Responsável pela área de Estratégia e Inovação, Jorge Fernandes trabalhou mais de 20 anos em diferentes indústrias, nomeadamente na nutrição e nos ingredientes para o negócio B2B, nomeadamente para cosmética e nutracêutica (suplementos alimentares), e vivia já de perto a realidade das microalgas. Apercebeu-se então que já se fazia muito na área das microalgas, mas ainda se fazia pouco na das macroalgas.
Microalgas são aquelas que praticamente não se veem a olho nu, mas que se veem como mancha de cor no mar, e as macroalgas são, por exemplo, aquelas que encontramos nas praias, como o sargaço ou as kelps, mais comuns na costa nacional. “Em Portugal há muito conhecimento científico, somos um país totalmente voltado para o mar, temos a 11ª Zona Económica Exclusiva do mundo, e, no entanto, o impacto da economia do mar, sobretudo nos setores de maior avanço tecnológico, é relativamente baixo. Esta economia vive sobretudo das pescas, dos portos, da logística e do turismo”, refere Jorge Fernandes.

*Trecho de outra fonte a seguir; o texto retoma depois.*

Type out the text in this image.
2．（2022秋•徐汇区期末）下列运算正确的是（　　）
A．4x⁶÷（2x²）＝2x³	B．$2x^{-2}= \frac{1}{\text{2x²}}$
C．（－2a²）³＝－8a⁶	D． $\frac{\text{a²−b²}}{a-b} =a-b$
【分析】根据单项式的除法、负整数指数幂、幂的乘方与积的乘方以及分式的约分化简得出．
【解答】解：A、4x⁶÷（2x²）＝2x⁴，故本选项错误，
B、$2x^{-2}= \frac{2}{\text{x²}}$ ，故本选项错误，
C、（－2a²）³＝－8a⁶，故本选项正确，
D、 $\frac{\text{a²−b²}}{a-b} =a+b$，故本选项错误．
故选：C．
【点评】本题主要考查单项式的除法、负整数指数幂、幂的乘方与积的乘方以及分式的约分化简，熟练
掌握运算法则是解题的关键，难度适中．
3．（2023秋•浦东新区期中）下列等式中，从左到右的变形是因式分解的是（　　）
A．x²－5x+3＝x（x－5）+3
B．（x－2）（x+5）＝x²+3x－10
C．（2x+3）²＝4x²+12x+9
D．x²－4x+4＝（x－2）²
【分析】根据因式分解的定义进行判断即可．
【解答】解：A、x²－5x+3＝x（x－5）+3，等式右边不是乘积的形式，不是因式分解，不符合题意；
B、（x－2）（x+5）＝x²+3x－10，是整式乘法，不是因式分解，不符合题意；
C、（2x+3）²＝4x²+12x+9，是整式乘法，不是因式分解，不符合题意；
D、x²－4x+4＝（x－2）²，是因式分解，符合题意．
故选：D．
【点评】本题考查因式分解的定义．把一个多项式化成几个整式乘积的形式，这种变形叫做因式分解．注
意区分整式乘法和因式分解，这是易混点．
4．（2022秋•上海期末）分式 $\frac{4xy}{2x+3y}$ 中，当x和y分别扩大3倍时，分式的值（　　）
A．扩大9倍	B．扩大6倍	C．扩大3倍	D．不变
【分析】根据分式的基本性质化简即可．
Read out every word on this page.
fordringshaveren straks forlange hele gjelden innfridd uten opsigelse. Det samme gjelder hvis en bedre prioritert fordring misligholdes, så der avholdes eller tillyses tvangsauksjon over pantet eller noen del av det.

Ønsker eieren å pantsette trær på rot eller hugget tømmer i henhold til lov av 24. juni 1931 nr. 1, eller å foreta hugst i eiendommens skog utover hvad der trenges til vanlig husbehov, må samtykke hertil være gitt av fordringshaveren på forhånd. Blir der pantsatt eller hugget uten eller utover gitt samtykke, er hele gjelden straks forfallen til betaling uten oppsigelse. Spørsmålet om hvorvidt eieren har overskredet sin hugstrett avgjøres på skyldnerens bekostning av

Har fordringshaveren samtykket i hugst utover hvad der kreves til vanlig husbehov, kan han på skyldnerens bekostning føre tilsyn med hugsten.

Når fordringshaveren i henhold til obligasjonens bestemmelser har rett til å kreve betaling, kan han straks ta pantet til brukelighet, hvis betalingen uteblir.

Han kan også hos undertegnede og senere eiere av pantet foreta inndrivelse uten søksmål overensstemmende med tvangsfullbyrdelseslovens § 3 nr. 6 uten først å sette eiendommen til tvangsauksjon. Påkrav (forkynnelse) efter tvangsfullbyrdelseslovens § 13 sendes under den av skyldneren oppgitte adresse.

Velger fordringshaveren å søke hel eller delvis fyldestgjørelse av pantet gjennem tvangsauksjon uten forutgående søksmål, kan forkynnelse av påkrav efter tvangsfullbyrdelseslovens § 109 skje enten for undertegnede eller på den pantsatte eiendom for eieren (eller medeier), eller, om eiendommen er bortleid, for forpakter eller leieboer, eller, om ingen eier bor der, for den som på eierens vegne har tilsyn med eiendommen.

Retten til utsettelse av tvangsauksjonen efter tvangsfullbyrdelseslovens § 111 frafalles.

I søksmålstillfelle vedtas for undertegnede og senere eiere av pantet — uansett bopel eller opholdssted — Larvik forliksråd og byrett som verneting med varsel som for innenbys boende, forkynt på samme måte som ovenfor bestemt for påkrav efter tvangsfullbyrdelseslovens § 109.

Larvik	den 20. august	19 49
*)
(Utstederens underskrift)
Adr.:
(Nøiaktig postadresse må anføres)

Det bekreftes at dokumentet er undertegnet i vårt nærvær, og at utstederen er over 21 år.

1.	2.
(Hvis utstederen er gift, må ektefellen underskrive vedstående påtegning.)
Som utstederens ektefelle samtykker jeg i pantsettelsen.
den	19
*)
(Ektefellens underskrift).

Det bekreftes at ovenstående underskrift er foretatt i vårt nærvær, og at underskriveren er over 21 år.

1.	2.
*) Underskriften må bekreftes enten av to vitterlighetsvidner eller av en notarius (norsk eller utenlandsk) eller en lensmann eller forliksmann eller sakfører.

“Na área das macroalgas havia ainda muito pouco feito no país. O que inspirou esta ideia foi pensar que as macroalgas estão onde as microalgas estavam há 20 anos, logo tem bastante potencial de crescimento, pela sua riqueza e pela sua sustentabilidade. Há uma maior procura de ingredientes com princípios ativos validados cientificamente que nos permitem substituir ingredientes de origem química por outros de origem marinha altamente sustentáveis”, explica ainda Jorge Fernandes. Segundo este responsável, as macroalgas são dos organismos mais sustentáveis que existem porque sequestram carbono e não competem com os alimentos agrícolas por terreno e água.
Setor valerá 9 mil milhões de euros na Europa
No fundo, o que a ISS fez foi retomar a tradição nacional das algas, não na produção e recolha, mas no seu aproveitamento como ingrediente de alto valor acrescentado – sabe-se que algumas têm mais cálcio do que o leite e mais potássio do que a banana. “Portugal tem uma tradição muito forte de consumo de algas, várias populações costeiras usam-nas para alimentação de gado e até como fertilizantes naturais. Estamos a recuperar essas tradições do mar e a reintroduzir as algas na alimentação, numa versão mais avançada: não utilizar apenas a alga, mas fazendo a extração dos compostos, para também, de forma concentrada, os podermos utilizar”, diz Jorge Fernandes.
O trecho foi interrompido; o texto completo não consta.